History's Very First Sandwich

Since I am obsessed with sandwiches, I, of course, wanted to understand their true origin. I was surprised to learn that the first recorded sandwich was by a rabbi in the 1st century B.C.! This rabbi would start the Passover custom of taking meat from the Paschal Lamb, chopped nuts, apples, bitter herbs and spices and put them between two pieces of matzo. Voilà! The first sandwich.

As you may know, the "sandwich" was named after a gentleman by the name of John Montagu, the fourth earl of Sandwich. The earl, it seems, was a gambling man, and as the story goes, he ordered one of his valets to bring him some meat tucked between two pieces of bread so he wouldn't have to leave his card game. He could continue playing without getting the cards greasy from eating meat with his bare hands. Others saw what he was doing and ordered up the same thing by saying they would have "the same as Sandwich."


My Very First Sandwich

When I was in the third grade, I ate my first sandwich—bologna—and I loved it. From then on, I wanted sandwiches in my lunch box all the time when I was in grammar school. My sandwich of choice was bologna, of course, in between two slices of soft white bread with mayonnaise on one side and mustard on the other, complete with crunchy whole potato chips on top.
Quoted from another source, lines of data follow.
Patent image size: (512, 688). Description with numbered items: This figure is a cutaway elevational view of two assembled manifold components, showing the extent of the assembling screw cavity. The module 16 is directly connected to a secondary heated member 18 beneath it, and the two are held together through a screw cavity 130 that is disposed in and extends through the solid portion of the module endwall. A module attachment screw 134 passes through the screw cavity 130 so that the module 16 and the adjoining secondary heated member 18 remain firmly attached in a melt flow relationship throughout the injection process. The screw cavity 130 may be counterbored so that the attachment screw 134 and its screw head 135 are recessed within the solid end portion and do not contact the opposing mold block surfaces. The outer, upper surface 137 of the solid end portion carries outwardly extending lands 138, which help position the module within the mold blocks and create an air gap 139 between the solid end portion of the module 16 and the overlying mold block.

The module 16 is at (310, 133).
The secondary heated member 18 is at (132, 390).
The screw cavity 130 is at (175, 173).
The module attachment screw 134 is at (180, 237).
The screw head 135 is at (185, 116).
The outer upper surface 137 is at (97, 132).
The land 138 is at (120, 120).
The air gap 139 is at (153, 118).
I loved the feel and crunch of the salty potato chips with this wonderful sliver of meat that was foreign to me. Foreign because my mother never let me eat bologna and never gave me a sandwich for lunch. Instead, she would always pack me gourmet lunches, which I was embarrassed by because I just wanted to be like the other kids who ate sandwiches, chips and cupcakes.

One day, a boy approached me and asked me to meet him in the coat room with my lunch box. When I got there, he smiled at me and whispered that he would gladly exchange his bologna sandwich for my lunch. I asked him to let me see the sandwich. He pulled out something that was wrapped in waxed paper and there it was—a sandwich on soft white bread (crusts cut off) with one slice of bologna, mustard and mayonnaise. I asked him if he had any chips to go with it and he said they were back on his desk. I told him he had to throw in the chips and I would do it. For the next three years, we traded lunches.